The Rohingya, considered by the United Nations to be one of the most persecuted minorities on the planet, are seen by the government and many Burmese as illegal immigrants from neighbouring Bangladesh.
Observers said the extreme level of hostility against the Rohingya in mainstream public opinion is likely to further inhibit any government efforts at widespread naturalisation, particularly as the country prepares for 2015 elections.
“The government could face a popular backlash if they unilaterally granted citizenship to the Rohingya,” said Myanmar expert Nicholas Farelly at Australian National University.
“It would be a tragedy if the Rohingya issue was inflamed by the need for politicians to shore up support before 2015.
“Time and patience may salve these wounds,” said Farelly, adding that “an audacious and inclusive effort could work, but given the risks, I find it hard to believe the current government could tilt that way.”
The opposition, led by democracy champion Aung San Suu Kyi, has also disappointed international supporters by failing to speak up on behalf of the Rohingya, with many suggesting suspected concerns over the polls.
Nobel laureate Suu Kyi has simply repeated calls for an end to the violence, in defiance of criticism from human rights groups.
The Rohingya were deprived of nationality by the junta, which held Myanmar in an iron grip for half a century until March 2011 and the new regime refuses even to accept there is a group called “Rohingya”, habitually referring to them as the “so-called Rohingya”.
Other terms are laced with xenophobia, with widespread public references to the group as “Bengalis” or even the pejorative term for foreigner, “kalar”.
A 1982 law enshrines the citizenship of Myanmar’s officially-recognised ethnic groups.
But the Rohingya were excluded, despite their claims to have met the criteria of having ancestors in the country before 1823, the date of the first Anglo-Burmese war and a benchmark before a colonial relationship that saw a flood of new arrivals into the country from south Asia.
“We have no plan to accept as an ethnic group those who are stateless, or any new tribes who are not officially recognised, like the Rohingya,” Myanmar president’s office director Zaw Htay told AFP.
Rohingya were recognised under that name during the country’s brief period of democratic rule after colonialism, from 1948 to 1962, according to Maung Zarni, visiting fellow at the London School of Economics.
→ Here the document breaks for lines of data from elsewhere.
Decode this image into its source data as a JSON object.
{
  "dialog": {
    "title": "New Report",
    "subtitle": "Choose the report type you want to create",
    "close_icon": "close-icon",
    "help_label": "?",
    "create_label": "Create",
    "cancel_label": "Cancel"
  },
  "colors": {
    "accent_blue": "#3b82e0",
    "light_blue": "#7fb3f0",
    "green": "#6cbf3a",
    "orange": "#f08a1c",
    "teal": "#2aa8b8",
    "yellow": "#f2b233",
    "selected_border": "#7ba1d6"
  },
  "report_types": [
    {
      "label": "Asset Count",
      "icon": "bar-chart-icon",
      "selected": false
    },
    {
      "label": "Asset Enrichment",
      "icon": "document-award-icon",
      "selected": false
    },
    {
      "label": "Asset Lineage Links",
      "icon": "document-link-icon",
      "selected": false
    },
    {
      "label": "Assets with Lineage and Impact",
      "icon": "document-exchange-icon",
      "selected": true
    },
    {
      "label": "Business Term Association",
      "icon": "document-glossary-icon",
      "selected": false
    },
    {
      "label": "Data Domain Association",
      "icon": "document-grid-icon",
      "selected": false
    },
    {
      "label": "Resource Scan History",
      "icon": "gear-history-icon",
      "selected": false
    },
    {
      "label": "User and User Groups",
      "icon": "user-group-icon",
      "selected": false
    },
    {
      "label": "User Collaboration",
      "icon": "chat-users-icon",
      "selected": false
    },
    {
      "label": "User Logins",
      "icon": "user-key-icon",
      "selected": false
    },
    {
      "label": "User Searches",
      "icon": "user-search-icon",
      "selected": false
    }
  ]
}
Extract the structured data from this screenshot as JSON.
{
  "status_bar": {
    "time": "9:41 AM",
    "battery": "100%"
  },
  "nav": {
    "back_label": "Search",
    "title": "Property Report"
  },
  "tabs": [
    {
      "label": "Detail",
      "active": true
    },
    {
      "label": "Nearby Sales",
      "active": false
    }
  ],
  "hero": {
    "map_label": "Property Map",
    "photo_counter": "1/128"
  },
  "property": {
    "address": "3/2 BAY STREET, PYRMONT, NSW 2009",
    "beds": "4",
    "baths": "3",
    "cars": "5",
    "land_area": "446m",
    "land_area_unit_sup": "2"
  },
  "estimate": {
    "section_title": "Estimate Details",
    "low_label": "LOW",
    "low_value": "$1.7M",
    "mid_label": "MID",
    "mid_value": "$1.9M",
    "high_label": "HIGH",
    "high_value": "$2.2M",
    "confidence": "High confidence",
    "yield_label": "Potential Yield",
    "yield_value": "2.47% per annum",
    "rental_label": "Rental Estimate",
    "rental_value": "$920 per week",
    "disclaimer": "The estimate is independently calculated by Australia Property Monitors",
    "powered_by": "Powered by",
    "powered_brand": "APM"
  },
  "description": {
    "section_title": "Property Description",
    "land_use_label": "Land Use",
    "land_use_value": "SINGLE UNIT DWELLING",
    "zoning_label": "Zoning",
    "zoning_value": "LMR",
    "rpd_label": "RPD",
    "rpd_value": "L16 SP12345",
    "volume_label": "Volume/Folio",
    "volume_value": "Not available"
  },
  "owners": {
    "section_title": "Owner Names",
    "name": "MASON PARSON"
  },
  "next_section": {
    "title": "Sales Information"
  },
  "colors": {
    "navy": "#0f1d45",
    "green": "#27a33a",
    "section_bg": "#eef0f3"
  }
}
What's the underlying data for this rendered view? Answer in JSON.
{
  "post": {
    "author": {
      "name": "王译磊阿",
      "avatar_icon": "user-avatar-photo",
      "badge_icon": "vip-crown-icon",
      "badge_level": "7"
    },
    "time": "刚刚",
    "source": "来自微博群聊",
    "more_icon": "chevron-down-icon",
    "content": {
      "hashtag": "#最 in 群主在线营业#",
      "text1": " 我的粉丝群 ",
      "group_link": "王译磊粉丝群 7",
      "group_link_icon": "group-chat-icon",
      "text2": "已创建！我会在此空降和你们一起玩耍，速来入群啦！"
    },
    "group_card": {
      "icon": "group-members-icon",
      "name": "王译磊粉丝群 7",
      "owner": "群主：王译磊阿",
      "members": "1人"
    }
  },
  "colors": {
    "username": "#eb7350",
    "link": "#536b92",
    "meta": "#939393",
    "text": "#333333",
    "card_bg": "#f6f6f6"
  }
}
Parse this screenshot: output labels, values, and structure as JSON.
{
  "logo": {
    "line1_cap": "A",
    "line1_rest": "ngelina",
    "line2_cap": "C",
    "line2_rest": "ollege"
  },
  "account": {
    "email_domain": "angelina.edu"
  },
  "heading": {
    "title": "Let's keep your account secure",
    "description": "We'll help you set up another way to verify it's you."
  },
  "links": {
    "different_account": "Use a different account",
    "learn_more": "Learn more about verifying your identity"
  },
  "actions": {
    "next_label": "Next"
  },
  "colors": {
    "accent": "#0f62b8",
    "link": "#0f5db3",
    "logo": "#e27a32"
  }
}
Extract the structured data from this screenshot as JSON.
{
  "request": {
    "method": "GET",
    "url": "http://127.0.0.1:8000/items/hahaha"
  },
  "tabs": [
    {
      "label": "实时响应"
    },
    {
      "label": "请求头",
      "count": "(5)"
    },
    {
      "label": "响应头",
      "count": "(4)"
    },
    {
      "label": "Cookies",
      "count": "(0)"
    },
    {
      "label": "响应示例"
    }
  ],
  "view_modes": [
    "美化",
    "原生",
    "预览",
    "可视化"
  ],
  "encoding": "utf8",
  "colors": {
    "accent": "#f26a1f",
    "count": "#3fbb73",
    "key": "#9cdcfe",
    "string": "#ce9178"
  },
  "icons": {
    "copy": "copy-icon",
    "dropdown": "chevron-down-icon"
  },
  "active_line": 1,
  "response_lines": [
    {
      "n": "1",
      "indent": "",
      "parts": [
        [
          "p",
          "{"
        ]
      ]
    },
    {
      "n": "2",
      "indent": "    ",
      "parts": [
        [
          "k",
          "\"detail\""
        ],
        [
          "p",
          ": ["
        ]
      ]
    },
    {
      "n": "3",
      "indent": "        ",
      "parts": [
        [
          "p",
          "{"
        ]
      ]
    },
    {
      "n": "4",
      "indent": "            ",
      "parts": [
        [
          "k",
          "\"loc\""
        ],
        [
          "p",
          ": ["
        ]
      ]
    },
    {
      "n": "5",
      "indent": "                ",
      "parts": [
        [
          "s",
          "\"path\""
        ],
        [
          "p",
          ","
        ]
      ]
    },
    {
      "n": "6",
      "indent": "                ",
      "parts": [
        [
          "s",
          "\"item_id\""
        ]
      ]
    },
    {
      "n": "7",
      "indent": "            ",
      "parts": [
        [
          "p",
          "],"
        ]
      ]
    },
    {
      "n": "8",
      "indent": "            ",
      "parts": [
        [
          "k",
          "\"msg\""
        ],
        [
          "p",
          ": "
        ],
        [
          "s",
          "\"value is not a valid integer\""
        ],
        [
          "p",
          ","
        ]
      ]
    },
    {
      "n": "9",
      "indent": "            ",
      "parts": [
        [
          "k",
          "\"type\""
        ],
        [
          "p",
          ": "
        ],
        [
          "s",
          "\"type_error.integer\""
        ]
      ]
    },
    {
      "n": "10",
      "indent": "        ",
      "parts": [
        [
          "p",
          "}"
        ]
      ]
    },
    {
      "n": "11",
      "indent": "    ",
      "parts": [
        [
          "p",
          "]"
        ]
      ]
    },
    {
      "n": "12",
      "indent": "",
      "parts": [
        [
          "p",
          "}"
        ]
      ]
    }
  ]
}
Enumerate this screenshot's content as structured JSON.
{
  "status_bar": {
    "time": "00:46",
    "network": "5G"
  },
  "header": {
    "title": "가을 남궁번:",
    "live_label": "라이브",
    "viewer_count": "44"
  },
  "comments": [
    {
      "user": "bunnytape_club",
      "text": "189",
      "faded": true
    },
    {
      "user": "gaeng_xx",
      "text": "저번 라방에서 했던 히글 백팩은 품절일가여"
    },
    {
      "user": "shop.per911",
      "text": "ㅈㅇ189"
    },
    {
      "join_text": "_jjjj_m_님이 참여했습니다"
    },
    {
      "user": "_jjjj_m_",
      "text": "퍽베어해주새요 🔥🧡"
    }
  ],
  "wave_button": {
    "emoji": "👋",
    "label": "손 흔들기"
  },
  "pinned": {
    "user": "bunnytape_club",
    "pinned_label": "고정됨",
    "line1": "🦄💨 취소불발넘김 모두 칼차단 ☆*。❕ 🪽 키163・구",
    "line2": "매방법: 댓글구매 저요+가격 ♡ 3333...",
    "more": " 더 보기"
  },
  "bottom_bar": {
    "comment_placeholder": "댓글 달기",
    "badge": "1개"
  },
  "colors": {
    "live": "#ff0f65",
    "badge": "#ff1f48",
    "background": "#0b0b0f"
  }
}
Denying their status “is nothing less than an attempted ethnocide, that is, the attempt to kill a group’s cultural identity,” he told AFP.
Without recognition as an ethnic minority, Rohingya could apply to become “naturalised citizens” -- a status that carries fewer rights than full citizenship -- if they can prove their ancestors were in the country before independence in 1948.
But Zarni said Myanmar would “deny a large percentage of them citizenship status”, because “they have been deprived of documentations for decades” so few would be able to provide supporting paperwork.
As a compromise, the government could opt to issue the Rohingya with white identity cards, said Zaw Htay. But the cards are temporary documents, allowing them to stay in Myanmar but not conferring citizenship rights.
The strength of feeling surrounding the Rohingya has already derailed efforts to update the citizenship law.
A proposal from a member of the ruling Union Solidarity and Development Party (USDP) for parliament to consider reworking the legislation was immediately rejected despite not being motivated by a concern for the stateless group.
“It is not the time to do it yet,” said another USDP MP, Mann Kan Nyunt, after the decision, adding that any attempt to redraft “sensitive” parts of the law could cause “doubt and misunderstanding”.